The demo was for adaptive audio in Meet, a feature that transforms multiple laptops in close proximity into a unified audio system, eliminating the ear-splitting screeches that have plagued virtual meeting attendees for years. Adaptive audio is available to Google Workspace customers with a Gemini for Workspace add-on. Try it out with our no-cost 60-day Gemini trial, available until December 3, 2024.
The Meet team tests new features like adaptive audio in their audio lab.
The team started working on adaptive audio after the world switched to video conferencing and eventually, hybrid work due to the pandemic. At the time, it was challenging to get new meeting room hardware due to supply chain shortages. “Plus, many organizations didn’t have enough video conferencing rooms to begin with, or they didn’t have the resources for dedicated meeting room equipment,” Huib says.
Teams needed to be able to create ad-hoc meeting spaces and without the inconvenience of crowding around a single laptop. But enabling everyone to join from their own devices while silencing the “screams” is much harder than it sounds.
“Imagine a movie theater audio setup. You have multiple speakers around you, and it's a nice audio experience because they’re all cabled to the same sound source, so they play out in an intended synchronicity,” Meet Software Engineer Manager Henrik Lundin says. “Now, if you have several devices in the room playing the same audio without synchronization, it would sound horrible. You’re getting multiple copies of the same audio — like you’re standing in a large cathedral. And likewise, when you speak in a room with multiple microphones on different devices, they pick up sound at the same time, but they're not on the same clock.”
Then there’s the echo problem. You’ve probably noticed that you’ll sometimes get an echo of your own voice back when using video conferencing tools. “The reason that you don't get that all the time is because the devices that run meetings have an echo canceller inside,” Henrik says. “It's a signal processing algorithm that tries to figure out which part of the audio from the microphone signal is actually just coming from the speakers in the same device and which part of it is your voice. This gets 10x harder when you have multiple laptops in the same room playing the audio and feeding into each other’s microphones.”
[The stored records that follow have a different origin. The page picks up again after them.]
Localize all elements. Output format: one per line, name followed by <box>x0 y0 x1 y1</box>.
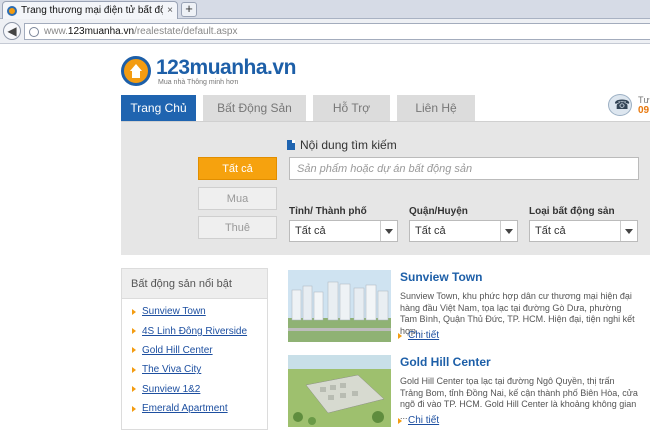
district-select[interactable]: Tất cả <box>409 220 518 242</box>
browser-tab-bar: Trang thương mại điện tử bất động sản đầ… <box>0 0 650 19</box>
arrow-bullet-icon <box>132 386 136 393</box>
featured-box: Bất động sản nổi bật Sunview Town 4S Lin… <box>121 268 268 430</box>
address-bar[interactable]: www.123muanha.vn/realestate/default.aspx <box>24 23 650 40</box>
filter-all-button[interactable]: Tất cả <box>198 157 277 180</box>
site-logo[interactable]: 123muanha.vn Mua nhà Thông minh hơn <box>121 56 296 86</box>
chevron-down-icon <box>380 221 397 241</box>
browser-tab[interactable]: Trang thương mại điện tử bất động sản đầ… <box>2 1 178 19</box>
featured-heading: Bất động sản nổi bật <box>122 269 267 299</box>
arrow-bullet-icon <box>132 366 136 373</box>
hotline-number: 09 <box>638 105 650 116</box>
chevron-down-icon <box>500 221 517 241</box>
arrow-bullet-icon <box>398 417 402 424</box>
featured-link[interactable]: Sunview 1&2 <box>142 384 200 395</box>
province-label: Tỉnh/ Thành phố <box>289 206 367 217</box>
new-tab-button[interactable]: + <box>181 2 197 17</box>
details-link[interactable]: Chi tiết <box>398 415 439 426</box>
listing-card: Gold Hill Center Gold Hill Center tọa lạ… <box>288 355 650 430</box>
logo-name: 123muanha.vn <box>156 55 296 79</box>
arrow-bullet-icon <box>132 405 136 412</box>
logo-slogan: Mua nhà Thông minh hơn <box>158 78 239 86</box>
listing-title[interactable]: Gold Hill Center <box>400 355 491 369</box>
listing-image[interactable] <box>288 270 391 342</box>
listing-image[interactable] <box>288 355 391 427</box>
featured-list: Sunview Town 4S Linh Đông Riverside Gold… <box>122 299 267 418</box>
property-type-select[interactable]: Tất cả <box>529 220 638 242</box>
arrow-bullet-icon <box>132 347 136 354</box>
arrow-bullet-icon <box>398 332 402 339</box>
browser-nav-bar: ◀ www.123muanha.vn/realestate/default.as… <box>0 19 650 44</box>
tab-support[interactable]: Hỗ Trợ <box>313 95 390 121</box>
close-tab-icon[interactable]: × <box>167 5 173 16</box>
browser-tab-title: Trang thương mại điện tử bất động sản đầ… <box>21 5 164 16</box>
phone-icon <box>608 94 632 116</box>
list-item: Sunview 1&2 <box>132 380 267 399</box>
globe-icon <box>29 26 39 37</box>
list-item: Emerald Apartment <box>132 399 267 418</box>
listing-card: Sunview Town Sunview Town, khu phức hợp … <box>288 270 650 345</box>
arrow-bullet-icon <box>132 328 136 335</box>
list-item: The Viva City <box>132 360 267 379</box>
arrow-bullet-icon <box>132 308 136 315</box>
district-label: Quận/Huyện <box>409 206 468 217</box>
document-icon <box>287 140 295 150</box>
featured-link[interactable]: The Viva City <box>142 364 201 375</box>
chevron-down-icon <box>620 221 637 241</box>
tab-real-estate[interactable]: Bất Động Sản <box>203 95 306 121</box>
site-favicon-icon <box>7 5 17 16</box>
search-panel: Tất cả Mua Thuê Nội dung tìm kiếm Tỉnh/ … <box>121 121 650 255</box>
search-input[interactable] <box>289 157 639 180</box>
filter-buy-button[interactable]: Mua <box>198 187 277 210</box>
list-item: Sunview Town <box>132 302 267 321</box>
back-button[interactable]: ◀ <box>3 22 21 40</box>
tab-contact[interactable]: Liên Hệ <box>397 95 475 121</box>
keyword-label: Nội dung tìm kiếm <box>287 138 397 152</box>
featured-link[interactable]: Sunview Town <box>142 306 206 317</box>
province-select[interactable]: Tất cả <box>289 220 398 242</box>
details-link[interactable]: Chi tiết <box>398 330 439 341</box>
filter-rent-button[interactable]: Thuê <box>198 216 277 239</box>
hotline[interactable]: Tư 09 <box>608 94 650 120</box>
hotline-label: Tư <box>638 95 650 105</box>
featured-link[interactable]: Gold Hill Center <box>142 345 213 356</box>
list-item: Gold Hill Center <box>132 341 267 360</box>
featured-link[interactable]: Emerald Apartment <box>142 403 228 414</box>
tab-home[interactable]: Trang Chủ <box>121 95 196 121</box>
featured-link[interactable]: 4S Linh Đông Riverside <box>142 326 247 337</box>
listing-title[interactable]: Sunview Town <box>400 270 482 284</box>
property-type-label: Loại bất động sản <box>529 206 615 217</box>
house-logo-icon <box>121 56 151 86</box>
main-nav: Trang Chủ Bất Động Sản Hỗ Trợ Liên Hệ <box>121 95 475 121</box>
url-text: www.123muanha.vn/realestate/default.aspx <box>44 26 238 37</box>
list-item: 4S Linh Đông Riverside <box>132 321 267 340</box>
To solve this audio puzzle, the team spent a lot of time getting in the same room and figuring out how to get their laptops to know they were next to each other. At first, they tested having people join specific preset groups within the meeting. “This was obviously error prone, but it helped us test out the experience of synchronizing all the laptops’ microphones and speakers,” Henrik says.
Then they tried using ultrasound. By emitting high-frequency sounds undetectable to the human ear, the laptops can identify the presence of other laptops in close proximity and begin acting together as a group. This eliminated the need for users to manually configure their devices or select the room they were in. “But it was really tricky because the ultrasound needed to work reliably on any device, and be precise — if audio leaks from the room next door, it shouldn’t think you’re in the same room,” Henrik says. The team adopted a new type of ultrasound to increase accuracy, and tuned the frequency and volume to optimize reach without being audible.
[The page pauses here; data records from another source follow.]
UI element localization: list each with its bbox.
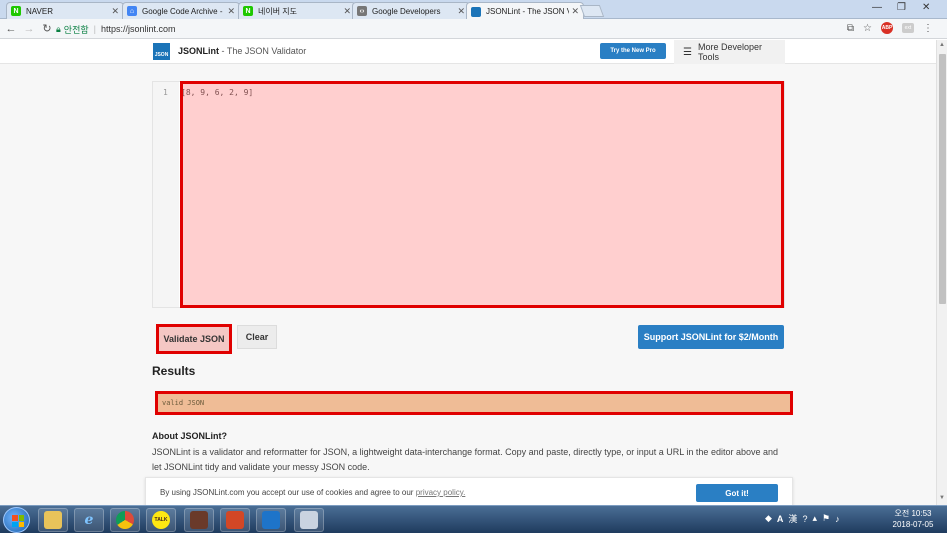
browser-toolbar: ← → ↻ 🔒︎ 안전함 | https://jsonlint.com ⧉ ☆ … <box>0 19 947 39</box>
translate-icon[interactable]: ⧉ <box>847 23 854 34</box>
tray-expand-icon[interactable]: ▴ <box>812 513 817 524</box>
powerpoint-icon <box>226 511 244 529</box>
scrollbar-thumb[interactable] <box>939 54 946 304</box>
page-content: JSON JSONLint - The JSON Validator Try t… <box>0 40 936 505</box>
brand-title: JSONLint - The JSON Validator <box>178 46 306 56</box>
secure-label: 안전함 <box>63 24 89 35</box>
tab-title: Google Developers <box>372 6 441 16</box>
google-code-favicon-icon: ⌂ <box>127 6 137 16</box>
extension-badge-icon[interactable]: ABP <box>881 22 893 34</box>
about-heading: About JSONLint? <box>152 431 227 441</box>
volume-icon[interactable]: ♪ <box>835 514 840 524</box>
support-jsonlint-button[interactable]: Support JSONLint for $2/Month <box>638 325 784 349</box>
jsonlint-logo[interactable]: JSON <box>153 43 170 60</box>
brand-name: JSONLint <box>178 46 220 56</box>
cookie-text: By using JSONLint.com you accept our use… <box>160 488 465 497</box>
system-tray: ◆ A 漢 ? ▴ ⚑ ♪ <box>765 512 840 525</box>
taskbar-kakaotalk[interactable]: TALK <box>146 508 176 532</box>
tab-naver-map[interactable]: N 네이버 지도 ✕ <box>238 2 356 19</box>
line-number: 1 <box>163 88 168 97</box>
clock-time: 오전 10:53 <box>894 509 932 518</box>
scroll-down-icon[interactable]: ▼ <box>939 495 945 501</box>
help-icon[interactable]: ? <box>802 514 807 524</box>
taskbar-explorer[interactable] <box>38 508 68 532</box>
validate-json-button[interactable]: Validate JSON <box>156 324 232 354</box>
internet-explorer-icon: e <box>84 512 94 528</box>
close-icon[interactable]: ✕ <box>457 6 465 17</box>
hamburger-menu-icon: ☰ <box>683 46 692 58</box>
privacy-policy-link[interactable]: privacy policy. <box>416 488 466 497</box>
lock-icon: 🔒︎ <box>56 23 61 34</box>
extension-gray-icon[interactable]: ext <box>902 23 914 33</box>
tab-google-code-archive[interactable]: ⌂ Google Code Archive - L ✕ <box>122 2 240 19</box>
network-icon[interactable]: ⚑ <box>822 513 830 524</box>
app-icon <box>190 511 208 529</box>
try-pro-button[interactable]: Try the New Pro <box>600 43 666 59</box>
minimize-icon[interactable]: — <box>872 2 882 13</box>
site-header: JSON JSONLint - The JSON Validator Try t… <box>0 40 936 64</box>
windows-logo-icon <box>12 515 24 527</box>
menu-kebab-icon[interactable]: ⋮ <box>923 23 933 34</box>
chrome-icon <box>116 511 134 529</box>
snipping-tool-icon <box>300 511 318 529</box>
kakaotalk-icon: TALK <box>152 511 170 529</box>
browser-tab-strip: N NAVER ✕ ⌂ Google Code Archive - L ✕ N … <box>0 0 947 20</box>
jsonlint-favicon-icon <box>471 6 481 17</box>
taskbar-snipping-tool[interactable] <box>294 508 324 532</box>
address-separator: | <box>93 24 96 34</box>
url-text[interactable]: https://jsonlint.com <box>101 24 176 34</box>
naver-favicon-icon: N <box>11 6 21 16</box>
close-icon[interactable]: ✕ <box>111 6 119 17</box>
about-description: JSONLint is a validator and reformatter … <box>152 447 778 472</box>
new-tab-button[interactable] <box>579 5 605 17</box>
tab-title: Google Code Archive - L <box>142 6 226 16</box>
toolbar-actions: ⧉ ☆ ABP ext ⋮ <box>847 22 933 34</box>
dev-tools-label: More Developer Tools <box>697 42 762 62</box>
taskbar-vscode[interactable] <box>256 508 286 532</box>
window-close-icon[interactable]: ✕ <box>922 2 930 13</box>
ime-mode-icon[interactable]: A <box>777 514 784 524</box>
close-icon[interactable]: ✕ <box>571 6 579 17</box>
tab-title: 네이버 지도 <box>258 6 298 16</box>
tab-title: JSONLint - The JSON Va <box>486 7 570 16</box>
language-bar-icon[interactable]: ◆ <box>765 513 772 524</box>
results-heading: Results <box>152 364 196 378</box>
editor-highlight-overlay <box>180 81 784 308</box>
maximize-icon[interactable]: ❐ <box>897 2 906 13</box>
taskbar-ie[interactable]: e <box>74 508 104 532</box>
clock-date: 2018-07-05 <box>892 520 934 529</box>
brand-subtitle: - The JSON Validator <box>219 46 307 56</box>
tab-title: NAVER <box>26 6 53 16</box>
taskbar-app5[interactable] <box>184 508 214 532</box>
scroll-up-icon[interactable]: ▲ <box>939 42 945 48</box>
code-brackets-icon: ‹› <box>357 6 367 16</box>
forward-arrow-icon[interactable]: → <box>22 23 36 35</box>
address-bar[interactable]: 🔒︎ 안전함 | https://jsonlint.com <box>56 21 846 37</box>
more-developer-tools-button[interactable]: ☰ More Developer Tools <box>674 40 785 64</box>
tab-google-developers[interactable]: ‹› Google Developers ✕ <box>352 2 470 19</box>
folder-icon <box>44 511 62 529</box>
close-icon[interactable]: ✕ <box>227 6 235 17</box>
start-button[interactable] <box>3 507 30 533</box>
clear-button[interactable]: Clear <box>237 325 277 349</box>
bookmark-star-icon[interactable]: ☆ <box>863 23 872 34</box>
ime-hanja-icon[interactable]: 漢 <box>788 512 797 525</box>
taskbar-chrome[interactable] <box>110 508 140 532</box>
reload-icon[interactable]: ↻ <box>40 22 54 35</box>
cookie-message: By using JSONLint.com you accept our use… <box>160 488 416 497</box>
taskbar-powerpoint[interactable] <box>220 508 250 532</box>
result-message: valid JSON <box>155 391 793 415</box>
got-it-button[interactable]: Got it! <box>696 484 778 502</box>
tab-naver[interactable]: N NAVER ✕ <box>6 2 124 19</box>
close-icon[interactable]: ✕ <box>343 6 351 17</box>
page-scrollbar[interactable]: ▲ ▼ <box>936 40 947 505</box>
vscode-icon <box>262 511 280 529</box>
back-arrow-icon[interactable]: ← <box>4 23 18 35</box>
system-clock[interactable]: 오전 10:53 2018-07-05 <box>888 508 938 530</box>
tab-jsonlint[interactable]: JSONLint - The JSON Va ✕ <box>466 2 584 20</box>
editor-gutter: 1 <box>153 82 179 307</box>
naver-favicon-icon: N <box>243 6 253 16</box>
cookie-banner: By using JSONLint.com you accept our use… <box>145 477 793 505</box>
windows-taskbar: e TALK ◆ A 漢 ? ▴ ⚑ ♪ 오전 10:53 2018-07-05 <box>0 505 947 533</box>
Once Meet detects multiple laptops are present, adaptive audio activates automatically, synchronizing all the laptops’ microphones and speakers without turning any speakers off. It switches between microphones depending on who’s talking to prevent feedback and echo. Additionally, Meet uses backend processing and a cloud denoiser to enhance audio quality and remove background noise before transmitting audio to other participants.
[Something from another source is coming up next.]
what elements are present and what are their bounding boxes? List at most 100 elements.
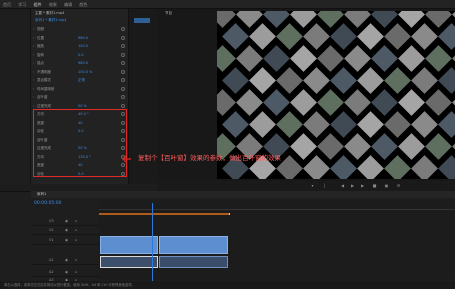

All across Google, meetings every day already use adaptive audio — many without participants even realizing it. “It’s one of those technologies that removes the cognitive load from the user. They don’t have to wonder if they’re in the right setup before they join a meeting,” Meet Interaction Design Lead Ahmed Aly says. “Regardless of how complex and marvelous the engineering behind it is, from the end user perspective, whenever they open their laptop and join a meeting, it just works.”
Looking ahead, the team continues to explore how they can help people connect more easily, especially when conferencing hardware or meeting rooms are unavailable. “We hope it provides more flexibility and improves meeting equity and participation,” Huib says. “You can be effective and represented — the camera and microphone are right in front of you, so you can be fully seen and heard, no matter where you’re seated.”